Офицер раздражённо повторил требование:
– Предъявите все имеющиеся документы и подготовьте для досмотра вещи. Ставьте чемодан сюда, на сиденье. Откройте полностью. Разверните пакеты. Что в них? – спросил офицер.
Сёма молчал и испуганно моргал глазами, не решаясь показывать то, что скрывалось в пакетах.

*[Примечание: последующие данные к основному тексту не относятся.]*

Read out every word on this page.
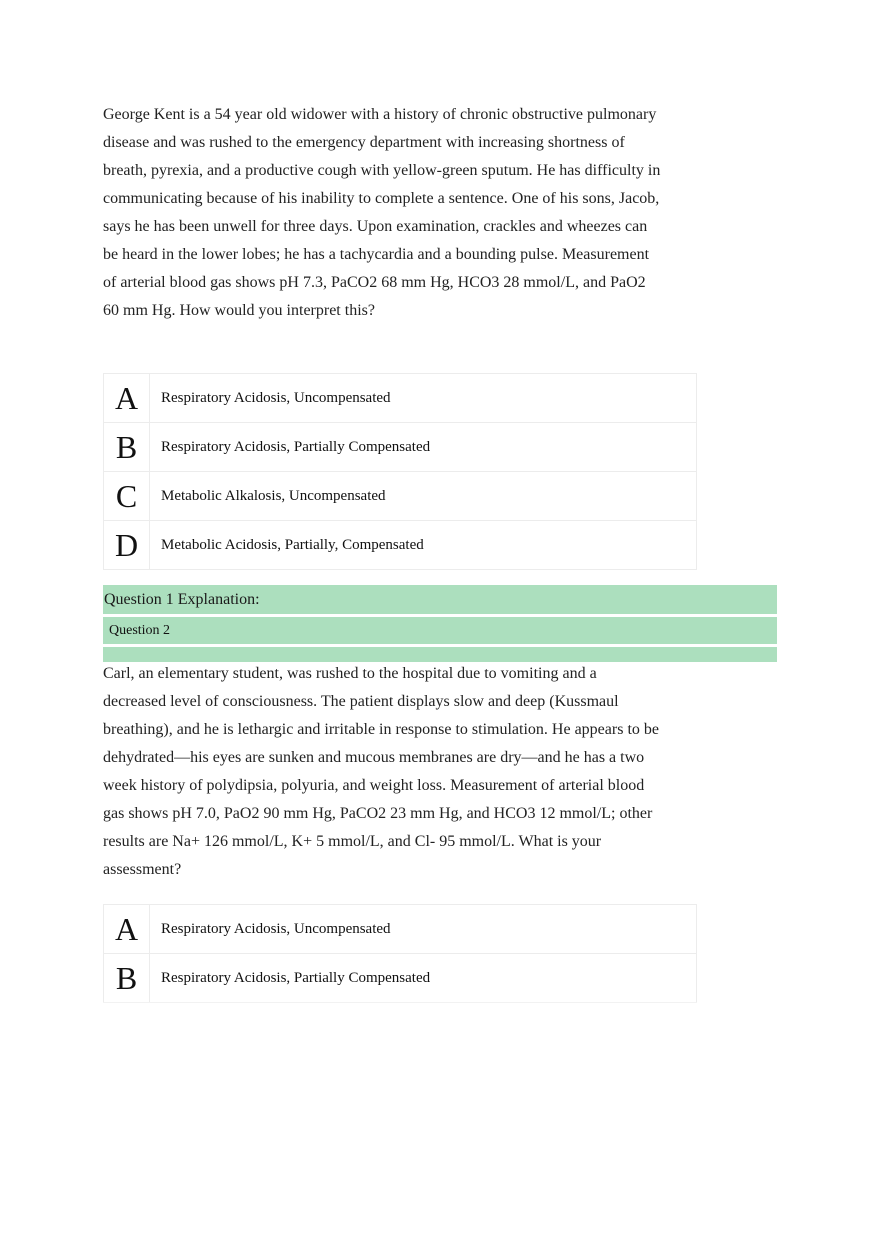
George Kent is a 54 year old widower with a history of chronic obstructive pulmonary disease and was rushed to the emergency department with increasing shortness of breath, pyrexia, and a productive cough with yellow-green sputum. He has difficulty in communicating because of his inability to complete a sentence. One of his sons, Jacob, says he has been unwell for three days. Upon examination, crackles and wheezes can be heard in the lower lobes; he has a tachycardia and a bounding pulse. Measurement of arterial blood gas shows pH 7.3, PaCO2 68 mm Hg, HCO3 28 mmol/L, and PaO2 60 mm Hg. How would you interpret this?

A	Respiratory Acidosis, Uncompensated
B	Respiratory Acidosis, Partially Compensated
C	Metabolic Alkalosis, Uncompensated
D	Metabolic Acidosis, Partially, Compensated
Question 1 Explanation:
Question 2

Carl, an elementary student, was rushed to the hospital due to vomiting and a decreased level of consciousness. The patient displays slow and deep (Kussmaul breathing), and he is lethargic and irritable in response to stimulation. He appears to be dehydrated—his eyes are sunken and mucous membranes are dry—and he has a two week history of polydipsia, polyuria, and weight loss. Measurement of arterial blood gas shows pH 7.0, PaO2 90 mm Hg, PaCO2 23 mm Hg, and HCO3 12 mmol/L; other results are Na+ 126 mmol/L, K+ 5 mmol/L, and Cl- 95 mmol/L. What is your assessment?

A	Respiratory Acidosis, Uncompensated
B	Respiratory Acidosis, Partially Compensated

– Что вы, товарищ офицер, хотели знать? Спрашивайте у меня, – вмешалась в разговор Эллочка, кокетливо улыбаясь и одёргивая прилипшую к телу мокрую ткань платья.
Офицер не обращал внимания на Эллочку. Не дожидаясь действий от оторопевшего Сёмы, сам развернул один из свёртков. Там находились ювелирные изделия из жёлтого металла. Он копнул другие упаковки и, видимо, удивившись их содержанию, приказал:
– Сворачивайте всё и собирайтесь к выходу.
Сёма пытался закрыть крышку на защёлки, но чемодан, повреждённый при ударе, перекосился, и замки не закрывались.
– Снимайте ремень со штанов и перевяжите чемодан. Быстрее! Туже затягивайте! – распорядился офицер.
– А как же я без ремня? – еле прорезавшимся голосом спросил Сёма.
Офицер, не глядя на него, ответил:
– В одной руке будете нести чемодан, а другой – придерживать брюки. Вам теперь торопиться некуда. Пойдёте медленно, и не пытайтесь бежать. В случае побега стреляем без предупреждения.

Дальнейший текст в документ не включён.